Design Cache Q: Will our machines be able to handle qps of 23000?


where is the 4 coming from? cores?


Is 23,000 QPS per machine based on the estimate of 10 M QPS / 420 machines ?


Yes 10M/420 is 23,809


How did this 174 us coming from ? CPU time available for 23k queries : 1 second * 4 = 4 seconds CPU time available per query = 4 * 1000 * 1000 / 23000 microseconds = 174us.???


23k/4(cores) in 1sec => time for 1 query=4/23k sec = 4 * 1000000/23k microsec


Maybe this is dumb but where do the "1000000" comes from, is it the speed of cycles per second, or operations per second of one of the cores?


Would like to know a typical rule of thumb comfortable value to consider for cpu time per query for a mixed / balanced read and write workload.


How did we know that 174 us is not enough for one query?


I have the same question as above "How did we know that 174 us is not enough for one query?". I think it's making the assumption that the data nodes are fairly big. If data node > 1MB, then the sequential read from memory for that data would be over 174 us. There will also be some random memory reads which add that number up. Moreover, we are applying locks on the map which again add the latency quite a bit.


(4/23K) sec

=> (4 * 10^6 * 10^-6 sec) / (23K) [To convert numerator from seconds to microseconds]

=> 4 * 10^6 * 1 microsec / (23K) [Since 10^-6 sec is 1 microsec]

=> 4 * 1000000 microsecs / 23K


what is 10M in your given statement?


4 cores need to handle 23k queries in 1 second. If queries are executed in parallel over the 4 cores, from where is 4 seconds coming into picture?


Why 174us is not enough?
I guess we are comparing 174 us with a “kind of standard latency” number(https://gist.github.com/jboner/2841832 latency number that every programmer should know) which is 0.5 ns.


10 M is the total QPS that we assumed previously in estimationn section.


where this 4sec comes from?
You just got confused the way they wrote it.What we are trying to say here is that in 1 sec we are handling 23k queries.Now if we have 4 core than in 1 sec we will handle 23k/4 query OR other way of saying that is in 4sec we handled 23k queries.


Even a potato can run 23k QPS. Typical single threaded key-value stores, such as Redis, handle around 100k QPS. I’d say a typical cache would do something in the range 100k-500k QPS, and way more if the app does multiple operations in a single request. Your bottlenecks will be the OS handling a large amount of TCP or UDP packets and possibly the network bandwidth. Might be good to clarify these things with the interviewee if IRQ handling or network bandwidth bottlenecks are plausible.
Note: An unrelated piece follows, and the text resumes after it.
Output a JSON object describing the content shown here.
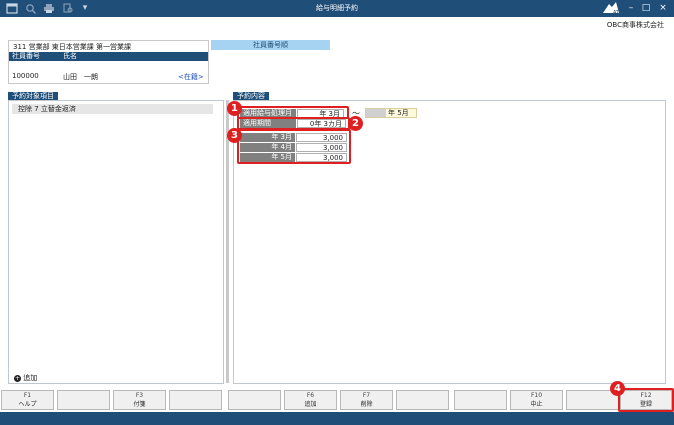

If the app requests include multiple queries, we can handle more queries. If the requests or responses are large, they could be saturating network bandwidth.
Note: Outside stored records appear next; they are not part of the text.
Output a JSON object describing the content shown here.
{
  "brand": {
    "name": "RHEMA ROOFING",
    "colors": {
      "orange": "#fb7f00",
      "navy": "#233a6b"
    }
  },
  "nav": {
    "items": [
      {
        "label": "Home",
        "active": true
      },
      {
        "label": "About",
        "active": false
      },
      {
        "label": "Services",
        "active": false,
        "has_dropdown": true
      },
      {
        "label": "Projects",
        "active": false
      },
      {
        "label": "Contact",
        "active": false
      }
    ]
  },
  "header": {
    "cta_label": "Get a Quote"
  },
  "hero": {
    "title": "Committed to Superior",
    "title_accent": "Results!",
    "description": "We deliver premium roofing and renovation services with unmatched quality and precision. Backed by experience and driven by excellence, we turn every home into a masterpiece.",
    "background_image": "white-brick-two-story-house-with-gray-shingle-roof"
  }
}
@edgars-irmejs The 23k QPS here is for a single node not for the entire cache layer. The 100k QPS you mentioned about redis would be divided across multiple nodes.
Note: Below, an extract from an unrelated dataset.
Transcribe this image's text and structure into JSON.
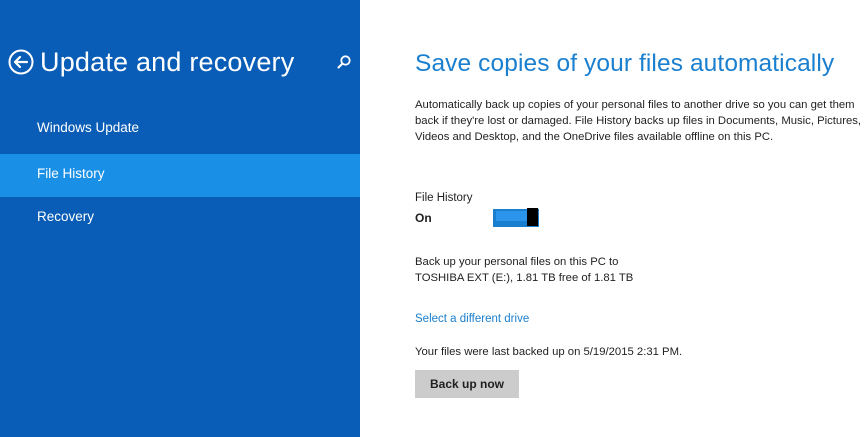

That’s what is mentioned in the end, that is is dependent on many factors such as read-write ratio, size of data to be read. Write requests will involve more latency than read requests if cache eviction is needed. If the “values” are in KBs though, the time to read from main memory should not be that high.


Hi All, I was able to understand it with the following math:
Let’s assume there was only one cpu core which has to process 23000 requests per second.
We know 1 second = 1000 * 1000 uS
So one core cpu has (1000,000 / 23,000) uS ~= 43.5 uS time to process one request
If we have 4 cores, then we have around (43.5 * 4) cpu time ~= 174uS for one request

This does not mean that each request needs 174uS CPU Time. It simply means that each request has max upto 174uS attention time span from the CPU. Off-course, we also need to account for context-switching etc. Please let me know what you all think.